De kantonrechter stelt voorop dat het recht op loon op en na 27 maart 2020 moet worden beoordeeld aan de hand van artikel 7:628 lid 1 BW, zoals dat artikel sinds 1 januari 2020 luidt. Eriks heeft als grondslag voor het staken van de loonbetaling per 27 maart 2020 mede verwezen naar ECLI:NL:HR: 2008:BC7669 (Mak/SGBO) waaruit volgt dat een werknemer zijn recht op loon verliest als hij geen medewerking verleent aan inspanningen die erop gericht zijn de oorzaken van – kort gezegd – een arbeidsconflict tussen partijen weg te nemen. Een dergelijk geval doet zich hier niet voor. Werknemer heeft niet gesteld dat hij vanwege (dreigende) klachten niet in staat was zijn werk te hervatten en hij heeft evenmin verklaard dat hij daartoe niet bereid was. Het is Eriks geweest die werknemer op non-actief heeft gesteld en hem niet (meer) toelaat tot de bedongen arbeid. In rechtspraak over artikel 7:628 lid 1 BW is geoordeeld dat een schorsing en een op non-actiefstelling in de risicosfeer van de werkgever liggen en in redelijkheid voor rekening van de werkgever behoren te komen, zodat een werknemer tijdens een op non-actiefstelling het recht op loon behoudt. Dit is ook het geval als de werkgever gegronde redenen had om de werknemer op non-actief te stellen en de op non-actiefstelling aan de werknemer zelf is te wijten (ECLI:NL:HR:2003:AF3057 (Van der Gulik/Vissers)). De primaire oorzaak dat de bedongen arbeid als accountmanager niet meer wordt verricht, is gelegen in het feit dat werknemer op non-actief is gesteld, dat die op non-actiefstelling nadien is gehandhaafd en dat werknemer niet meer wordt toegelaten tot de bedongen arbeid. In het licht van de hiervoor genoemde rechtspraak komen die omstandigheden voor rekening en risico van Eriks. Gelet op het voorgaande heeft werknemer dus recht op doorbetaling van loon op en na 27 maart 2020.

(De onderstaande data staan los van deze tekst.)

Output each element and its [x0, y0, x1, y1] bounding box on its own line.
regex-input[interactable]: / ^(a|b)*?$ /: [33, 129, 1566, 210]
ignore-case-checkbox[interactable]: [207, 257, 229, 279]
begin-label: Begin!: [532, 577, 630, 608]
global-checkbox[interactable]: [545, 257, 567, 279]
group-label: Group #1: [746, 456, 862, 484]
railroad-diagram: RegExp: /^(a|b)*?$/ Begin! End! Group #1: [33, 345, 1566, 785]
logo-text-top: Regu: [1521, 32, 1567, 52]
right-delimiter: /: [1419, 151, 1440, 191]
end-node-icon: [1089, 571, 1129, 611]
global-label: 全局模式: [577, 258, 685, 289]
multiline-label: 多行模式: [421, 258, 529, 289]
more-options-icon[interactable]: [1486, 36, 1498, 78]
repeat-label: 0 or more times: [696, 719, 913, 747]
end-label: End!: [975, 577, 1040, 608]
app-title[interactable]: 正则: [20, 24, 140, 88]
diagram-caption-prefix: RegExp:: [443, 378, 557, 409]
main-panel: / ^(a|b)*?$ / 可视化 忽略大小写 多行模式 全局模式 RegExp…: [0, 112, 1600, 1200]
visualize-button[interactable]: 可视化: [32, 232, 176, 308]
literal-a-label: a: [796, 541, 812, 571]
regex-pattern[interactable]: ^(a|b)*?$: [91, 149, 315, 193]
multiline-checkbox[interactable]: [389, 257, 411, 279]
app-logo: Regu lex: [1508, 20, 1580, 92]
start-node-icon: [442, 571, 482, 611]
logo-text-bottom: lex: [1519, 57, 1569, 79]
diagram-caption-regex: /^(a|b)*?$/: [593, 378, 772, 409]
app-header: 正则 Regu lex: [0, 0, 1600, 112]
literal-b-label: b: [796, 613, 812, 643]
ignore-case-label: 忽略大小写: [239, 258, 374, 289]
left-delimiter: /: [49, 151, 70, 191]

Wijziging van artikel 7:628 lid 1 BW per 1 januari 2020

Denkbaar is dat de rechter in de bodemprocedure tot het oordeel zal komen dat de wijzing van artikel 7:628 lid 1 BW per 1 januari 2020 meebrengt dat de hiervoor genoemde rechtspraak niet meer geldt of moet worden genuanceerd. De kantonrechter is het namelijk eens met Eriks dat van werknemer, ook tijdens de op non-actiefstelling, op grond van goed werknemerschap mocht worden verwacht dat hij een gesprek zou aangaan met Eriks over de ontstane situatie. Verder weegt mee dat het verzoek van werknemer om voorafgaand aan een gesprek eerst meer duidelijkheid te krijgen over de reden van de (voortdurende) op non-actiefstelling en zijn functiewijziging, en over de zin en het doel van een gesprek, niet onredelijk was. Een eerder verbetertraject van werknemer was blijkens de brief van Eriks van 25 september 2019 tot een positief einde gekomen, maar werknemer werd kort daarna niettemin geconfronteerd met nieuwe kritiek, die niet in het eerdere traject aan de orde was gesteld. Het is daarom begrijpelijk dat werknemer zich hiertegen heeft verzet. Onder de hiervoor genoemde omstandigheden moet worden geoordeeld dat beide partijen een verwijt kan worden gemaakt en schuld treft en dat de weigering van werknemer om op 27 maart 2020 een videogesprek aan te gaan weliswaar onjuist was, maar gelet op de situatie ook niet geheel zonder reden of onbegrijpelijk. Dat betekent dat ook uitgaande van een ‘ruimere’ uitleg en toepassing van artikel 7:628 lid 1 BW, het voor rekening en risico van Eriks komt dat er na 27 maart 2020 geen arbeid is verricht en werknemer recht op loon behoudt. De conclusie is dat de kantonrechter de vordering van werknemer tot loonbetaling zal toewijzen.